Quick update. The lambda and builder changes are live (but inactive).

However, testing revealed performance problems even when copying from the Lambda to S3. With a bit of effort it can be done in 14m30s, which is just under the 15m hard Lambda runtime budget. That's too close to ship it like that.

Also, we'd be paying 15m of compute per version when all we're doing is copying (which takes ~13m30s), at a rate of $15 per mille.

We know that the doc set can be copied to S3 in under 6mins, so before shipping this I'm looking into ways to make this faster.

The problem likely is due to the fact that the Lambda is single threaded and we're not uploading in parallel.

finestructure commented 1 year ago

Thanks to @adam-fowler's help we're down to ~9.5m for the copy, with the total run time (arm64) being just over 10m.

finestructure commented 1 year ago

This is now live.

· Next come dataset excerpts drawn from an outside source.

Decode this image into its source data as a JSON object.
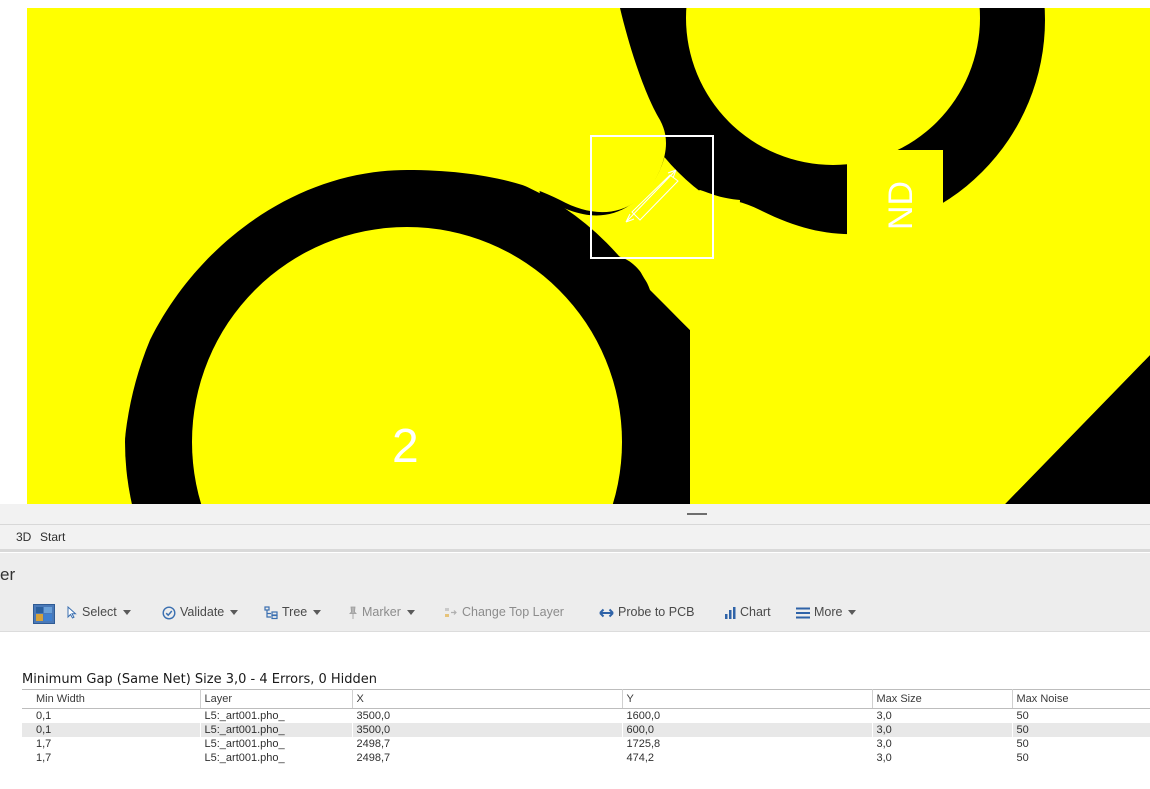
{
  "pcb": {
    "colors": {
      "copper": "#ffff00",
      "gap": "#000000",
      "marker": "#ffffff"
    },
    "pad_labels": {
      "pad_2": "2",
      "pad_nd": "ND"
    }
  },
  "menu": {
    "tabs": [
      {
        "label": "3D"
      },
      {
        "label": "Start"
      }
    ]
  },
  "panel": {
    "title": "er"
  },
  "toolbar": {
    "select_label": "Select",
    "validate_label": "Validate",
    "tree_label": "Tree",
    "marker_label": "Marker",
    "change_top_layer_label": "Change Top Layer",
    "probe_label": "Probe to PCB",
    "chart_label": "Chart",
    "more_label": "More",
    "icons": [
      "layer-display-icon",
      "cursor-icon",
      "check-circle-icon",
      "tree-icon",
      "marker-pin-icon",
      "change-layer-icon",
      "probe-arrows-icon",
      "chart-bars-icon",
      "hamburger-icon"
    ]
  },
  "results": {
    "title": "Minimum Gap (Same Net) Size 3,0 - 4 Errors, 0 Hidden",
    "columns": [
      "Min Width",
      "Layer",
      "X",
      "Y",
      "Max Size",
      "Max Noise"
    ],
    "rows": [
      [
        "0,1",
        "L5:_art001.pho_",
        "3500,0",
        "1600,0",
        "3,0",
        "50"
      ],
      [
        "0,1",
        "L5:_art001.pho_",
        "3500,0",
        "600,0",
        "3,0",
        "50"
      ],
      [
        "1,7",
        "L5:_art001.pho_",
        "2498,7",
        "1725,8",
        "3,0",
        "50"
      ],
      [
        "1,7",
        "L5:_art001.pho_",
        "2498,7",
        "474,2",
        "3,0",
        "50"
      ]
    ]
  }
}
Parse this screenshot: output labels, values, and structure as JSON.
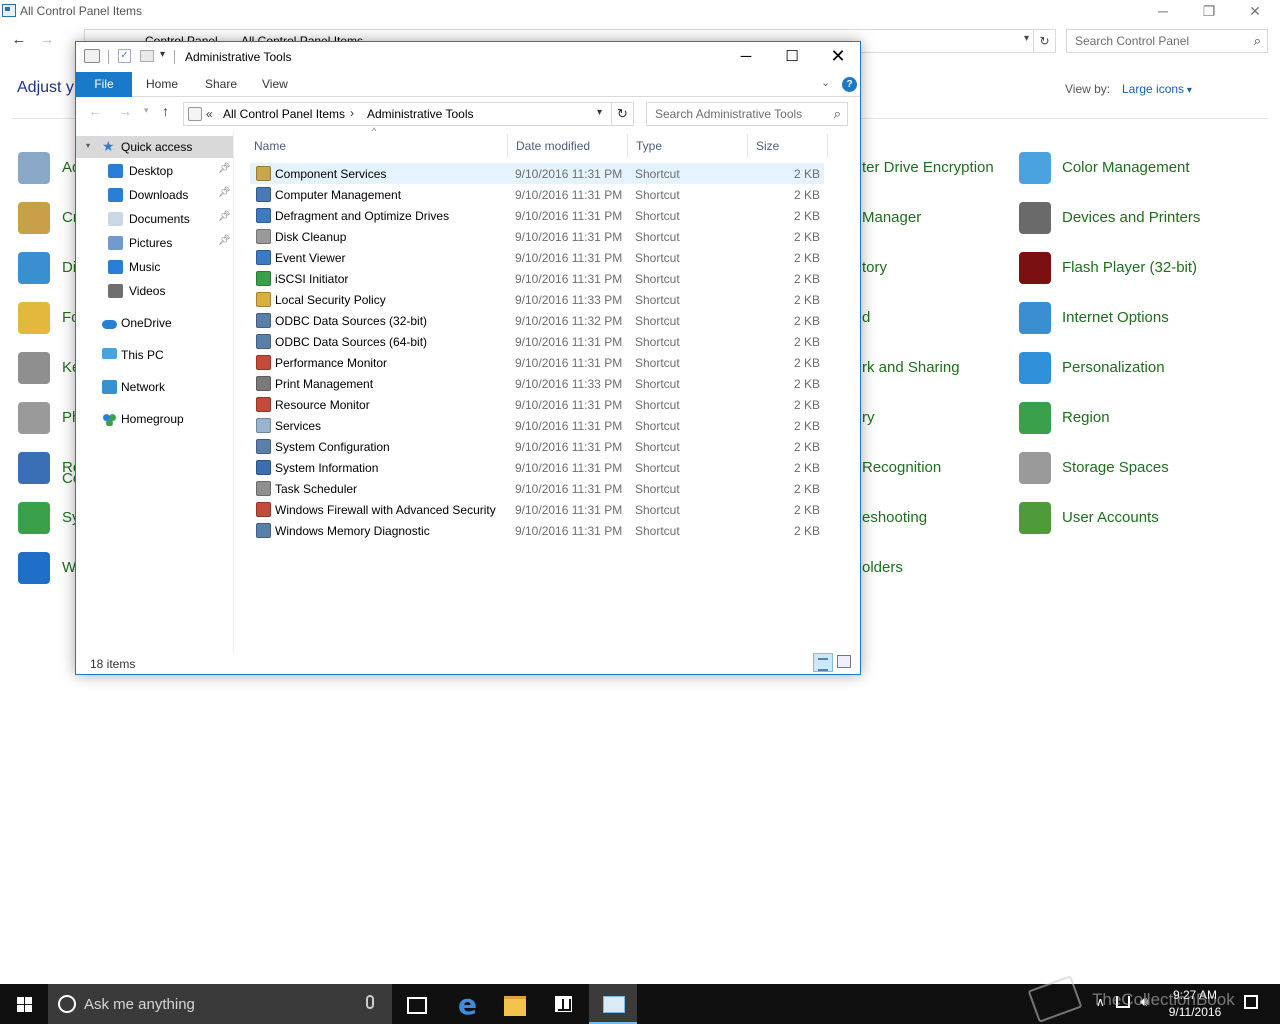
{
  "control_panel": {
    "title": "All Control Panel Items",
    "breadcrumbs": [
      "Control Panel",
      "All Control Panel Items"
    ],
    "search_placeholder": "Search Control Panel",
    "heading": "Adjust y",
    "view_by_label": "View by:",
    "view_by_value": "Large icons",
    "left_fragments": [
      "Ad",
      "Cr",
      "Di",
      "Fo",
      "Ke",
      "Ph",
      "Re",
      "Co",
      "Sy",
      "W"
    ],
    "middle_fragments": [
      "ter Drive Encryption",
      "Manager",
      "tory",
      "d",
      "rk and Sharing",
      "ry",
      "Recognition",
      "eshooting",
      "olders"
    ],
    "right_items": [
      {
        "label": "Color Management",
        "icon": "color-management-icon",
        "color": "#4aa3df"
      },
      {
        "label": "Devices and Printers",
        "icon": "devices-printers-icon",
        "color": "#6a6a6a"
      },
      {
        "label": "Flash Player (32-bit)",
        "icon": "flash-player-icon",
        "color": "#7a1010"
      },
      {
        "label": "Internet Options",
        "icon": "internet-options-icon",
        "color": "#3a8fd0"
      },
      {
        "label": "Personalization",
        "icon": "personalization-icon",
        "color": "#2f8fd8"
      },
      {
        "label": "Region",
        "icon": "region-icon",
        "color": "#3aa04a"
      },
      {
        "label": "Storage Spaces",
        "icon": "storage-spaces-icon",
        "color": "#9a9a9a"
      },
      {
        "label": "User Accounts",
        "icon": "user-accounts-icon",
        "color": "#4f9a3a"
      }
    ]
  },
  "explorer": {
    "title": "Administrative Tools",
    "ribbon_tabs": {
      "file": "File",
      "home": "Home",
      "share": "Share",
      "view": "View"
    },
    "help_label": "?",
    "address": {
      "lt": "«",
      "crumb1": "All Control Panel Items",
      "sep": "›",
      "crumb2": "Administrative Tools"
    },
    "search_placeholder": "Search Administrative Tools",
    "nav": {
      "quick_access": "Quick access",
      "pinned": [
        "Desktop",
        "Downloads",
        "Documents",
        "Pictures"
      ],
      "unpinned": [
        "Music",
        "Videos"
      ],
      "onedrive": "OneDrive",
      "this_pc": "This PC",
      "network": "Network",
      "homegroup": "Homegroup"
    },
    "columns": {
      "name": "Name",
      "date": "Date modified",
      "type": "Type",
      "size": "Size"
    },
    "files": [
      {
        "name": "Component Services",
        "date": "9/10/2016 11:31 PM",
        "type": "Shortcut",
        "size": "2 KB",
        "icon": "component-services-icon"
      },
      {
        "name": "Computer Management",
        "date": "9/10/2016 11:31 PM",
        "type": "Shortcut",
        "size": "2 KB",
        "icon": "computer-management-icon"
      },
      {
        "name": "Defragment and Optimize Drives",
        "date": "9/10/2016 11:31 PM",
        "type": "Shortcut",
        "size": "2 KB",
        "icon": "defragment-icon"
      },
      {
        "name": "Disk Cleanup",
        "date": "9/10/2016 11:31 PM",
        "type": "Shortcut",
        "size": "2 KB",
        "icon": "disk-cleanup-icon"
      },
      {
        "name": "Event Viewer",
        "date": "9/10/2016 11:31 PM",
        "type": "Shortcut",
        "size": "2 KB",
        "icon": "event-viewer-icon"
      },
      {
        "name": "iSCSI Initiator",
        "date": "9/10/2016 11:31 PM",
        "type": "Shortcut",
        "size": "2 KB",
        "icon": "iscsi-initiator-icon"
      },
      {
        "name": "Local Security Policy",
        "date": "9/10/2016 11:33 PM",
        "type": "Shortcut",
        "size": "2 KB",
        "icon": "local-security-policy-icon"
      },
      {
        "name": "ODBC Data Sources (32-bit)",
        "date": "9/10/2016 11:32 PM",
        "type": "Shortcut",
        "size": "2 KB",
        "icon": "odbc-icon"
      },
      {
        "name": "ODBC Data Sources (64-bit)",
        "date": "9/10/2016 11:31 PM",
        "type": "Shortcut",
        "size": "2 KB",
        "icon": "odbc-icon"
      },
      {
        "name": "Performance Monitor",
        "date": "9/10/2016 11:31 PM",
        "type": "Shortcut",
        "size": "2 KB",
        "icon": "performance-monitor-icon"
      },
      {
        "name": "Print Management",
        "date": "9/10/2016 11:33 PM",
        "type": "Shortcut",
        "size": "2 KB",
        "icon": "print-management-icon"
      },
      {
        "name": "Resource Monitor",
        "date": "9/10/2016 11:31 PM",
        "type": "Shortcut",
        "size": "2 KB",
        "icon": "resource-monitor-icon"
      },
      {
        "name": "Services",
        "date": "9/10/2016 11:31 PM",
        "type": "Shortcut",
        "size": "2 KB",
        "icon": "services-icon"
      },
      {
        "name": "System Configuration",
        "date": "9/10/2016 11:31 PM",
        "type": "Shortcut",
        "size": "2 KB",
        "icon": "system-configuration-icon"
      },
      {
        "name": "System Information",
        "date": "9/10/2016 11:31 PM",
        "type": "Shortcut",
        "size": "2 KB",
        "icon": "system-information-icon"
      },
      {
        "name": "Task Scheduler",
        "date": "9/10/2016 11:31 PM",
        "type": "Shortcut",
        "size": "2 KB",
        "icon": "task-scheduler-icon"
      },
      {
        "name": "Windows Firewall with Advanced Security",
        "date": "9/10/2016 11:31 PM",
        "type": "Shortcut",
        "size": "2 KB",
        "icon": "windows-firewall-icon"
      },
      {
        "name": "Windows Memory Diagnostic",
        "date": "9/10/2016 11:31 PM",
        "type": "Shortcut",
        "size": "2 KB",
        "icon": "memory-diagnostic-icon"
      }
    ],
    "item_count": "18 items"
  },
  "taskbar": {
    "search_placeholder": "Ask me anything",
    "time": "9:27 AM",
    "date": "9/11/2016",
    "watermark": "TheCollectionBook"
  },
  "colors": {
    "accent": "#1979ca",
    "cp_link_green": "#1e6e1e",
    "selection": "#cce8ff"
  }
}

The doc set limit is currently still 500MB for all packages except swift-syntax, for which it is 1GB.

That means currently only swift-syntax will opt-into the new doc uploader, because we only start using the doc uploader for doc sets > 500MB but actually reject all doc sets > 500MB except swift-syntax.

We'll lower the threshold over the coming days to onboard more packages into the new process.